Dear all, I am working with a list of Ensembl accession codes for a desired group of proteins.
I have downloaded the protein annotations related to the genome assembly GRCH38.
I fetched the genomic coordinates from UniProtKB API service using the Ensembl accession codes. The service provide a protein annotation records with the coordinate needed.
However, I would like to fetch the same coordinates parsing locally the GRCh38 data, instead to query an online database. I think I found a way that involves FASTA protein sequences file and a GTF protein annotations file for the GRCh38 genome assembly. Through the Ensembl proteins codes (in FASTA sequences) it would be possible to find the Ensembl genes codes in the GTF annotations, and finally in the same annotations, the desired genomic coordinates. Nevertheless, the last update for the GTF annotations file is 19-Mar-2021 while for the protein sequences in FASTA format is from 27-Mar-2021 (today is 19-Sep-2021).
From this discrepancy, it is raised my doubt about the most up-to-date information available.
Now I am wondering:
If I query UniProtKB through an API service, it is possible to find protein annotations not yet included in the GTF annotations set related to a specific genome assembly?(in this case GRCh38 of 27-Mar-2021). In other words, protein annotations fetched from UniProtKB, could be more updated than the 27-Mar-2021 GTF annotations related to the GRCh38?
Moreover:
It is possible that in the UniProtKB database are stored proteins codes with a correspondence in Enseble database (cross-link section in UniProt webpages) but not yet included in the GRCh38 GTF annotations, downloadable through Ensembl FTP service? (I mean the GTF file Homo_sapiens.GRCh38.104.chr.gtf.gz, in this repository http://ftp.ensembl.org/pub/release-104/gtf/homo_sapiens/)
I am asking this, because if I am interested in the latest update of protein codes and annotations, I think that should be considered the amount of new codes and annotations that are potentially submitted each month. In light of this, if the online databases for instance, update their content with a more higher frequency compare to the genome assembly, I will go for the API querying strategy.
Thanks for your answers.
Thank you for the explanation. I appreciated your figure very much. Sometimes it is very difficult to understand how the databases are connected to eachother.
Have you got some suggestions about resources that could explain how to understand the relationship between different annotations?
Regarding my use of the GRCh38 assembly, I realized that it was not clear enough. I downloaded the FASTA and GTF files from this FTP service in Ensembl: https://www.ensembl.org/info/data/ftp/index.html.
On the Human row, I selected 'Protein sequence (FASTA)' and 'Gene sets' (in GTF format).

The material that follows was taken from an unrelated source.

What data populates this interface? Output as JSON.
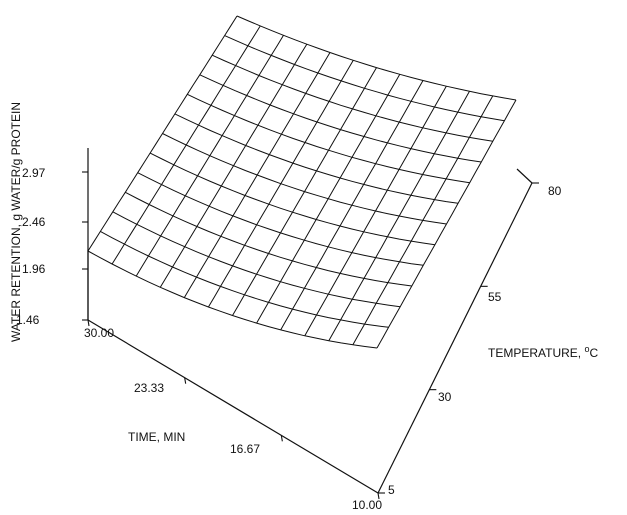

Because in both file names there was the indication of GRCh38, I supposed that it has been the reference genome assembly for the annotations and protein sequences stored in the files. For this reason, sometimes I am wrong referring to the assembly instead of proteins annotations or sequences.
Please let me know if I am wrong considering GRCh38 assembly in this way?
It is true that the annotation is inextricably tied to the assembly, and makes no sense without it so should be quoted. But in terms of reproducibility, the release number is more relevant. The annotation is constantly updated, whereas the assembly stays the same. For someone (including yourself) to be able to match up your work to the annotation you worked with, you should include the Ensembl release number.